Sheep’s wool insulation was used in the roof voids as this is a sustainable natural material which can retain moisture and then release it when atmospheric conditions are right without any detrimental effect to the stability and performance of the material.
The building’s masonry was stabilised by introducing stainless steel bed joint reinforcement and resin anchors into the upper walls; loose masonry was rebuilt; voids grouted and internal mortar joints repointed with traditional lime mortar. These walls were then tied back to the first floor structure with bespoke stainless steel straps and traditional tie bars. The existing render finish to the rear and gable walls was retained. The old timber beams & joists to the upper floor construction were strengthened using a combination of steel flitch plates & small brackets. Some extra joists were introduced as necessary to achieve the required loading capacity. It had been intended to leave the original floor construction exposed but Building Control insisted this was fire protected.
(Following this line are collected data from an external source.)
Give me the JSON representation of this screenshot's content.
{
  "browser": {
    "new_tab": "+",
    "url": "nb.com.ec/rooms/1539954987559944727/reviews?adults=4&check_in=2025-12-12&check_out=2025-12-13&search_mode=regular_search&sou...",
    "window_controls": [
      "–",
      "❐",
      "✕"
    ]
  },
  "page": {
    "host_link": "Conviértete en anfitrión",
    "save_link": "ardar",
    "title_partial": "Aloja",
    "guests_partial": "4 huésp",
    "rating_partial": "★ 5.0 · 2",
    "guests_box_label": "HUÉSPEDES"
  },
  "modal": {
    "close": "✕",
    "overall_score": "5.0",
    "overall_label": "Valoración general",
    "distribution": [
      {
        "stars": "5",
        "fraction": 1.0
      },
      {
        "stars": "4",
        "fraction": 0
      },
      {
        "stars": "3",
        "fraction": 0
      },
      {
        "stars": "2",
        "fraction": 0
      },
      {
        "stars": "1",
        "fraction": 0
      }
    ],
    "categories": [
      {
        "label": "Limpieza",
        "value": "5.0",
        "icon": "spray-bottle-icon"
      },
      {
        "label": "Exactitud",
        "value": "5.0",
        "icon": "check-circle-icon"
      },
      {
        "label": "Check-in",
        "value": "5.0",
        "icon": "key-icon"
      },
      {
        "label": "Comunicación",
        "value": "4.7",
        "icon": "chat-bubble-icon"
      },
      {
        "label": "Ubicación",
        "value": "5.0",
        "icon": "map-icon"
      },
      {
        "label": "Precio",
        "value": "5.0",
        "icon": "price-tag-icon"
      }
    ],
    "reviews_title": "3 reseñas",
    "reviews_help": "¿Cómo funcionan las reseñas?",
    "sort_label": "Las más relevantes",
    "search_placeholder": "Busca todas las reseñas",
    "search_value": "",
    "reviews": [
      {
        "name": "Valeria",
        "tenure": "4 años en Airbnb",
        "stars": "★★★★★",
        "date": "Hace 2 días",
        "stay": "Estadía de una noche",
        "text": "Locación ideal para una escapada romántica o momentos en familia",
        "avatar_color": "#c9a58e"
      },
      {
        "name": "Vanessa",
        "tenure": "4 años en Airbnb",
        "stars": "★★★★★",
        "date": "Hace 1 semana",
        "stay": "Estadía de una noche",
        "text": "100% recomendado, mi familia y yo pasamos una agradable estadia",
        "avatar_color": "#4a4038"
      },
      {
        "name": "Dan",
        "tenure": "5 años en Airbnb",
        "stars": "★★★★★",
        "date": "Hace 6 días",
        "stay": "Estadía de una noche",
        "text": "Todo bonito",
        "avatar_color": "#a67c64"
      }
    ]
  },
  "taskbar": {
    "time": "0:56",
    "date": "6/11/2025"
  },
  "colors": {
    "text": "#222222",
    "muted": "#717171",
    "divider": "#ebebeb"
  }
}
The new concrete ground floor slab restrains the base of the external retaining walls and both were tied together with stainless steel dowel bars in the absence of any foundations. This work together with the upper floor restraint and masonry reinforcement providing a stable structural ‘box’.
This project rescued an important local heritage asset which had been an important element of the village street scene for centuries. It is now fit for modern use, complete with disabled access and toilet facilities, and with a sustainable means of maintaining it for the future. For the first time in the building’s history, the two floors are connected internally by a staircase, and at the upper level has an accessible toilet, tea bar and storage for the meeting room. Direct access to the upper room via the external door has been improved by ramping up the footpath to the rear of the property.
The Addingham Hub brings together 3 objectives – the restoration of a valued local heritage asset (the building); a base for a new heritage collection (the archive) and reinstatement of library services and Parish Council function.
Since reopening in June 2019 there has already been a significant increase in use of the building and as a consequence a part-time manager has been employed. The library has also seen a significant increase in footfall. The broadband connection enables the public to directly access all Bradford Metropolitan District Council’s online services including library collection and books can be ordered direct for collection from the Addingham Hub. The Hub also provides tourist information for visitors to the Yorkshire Dales.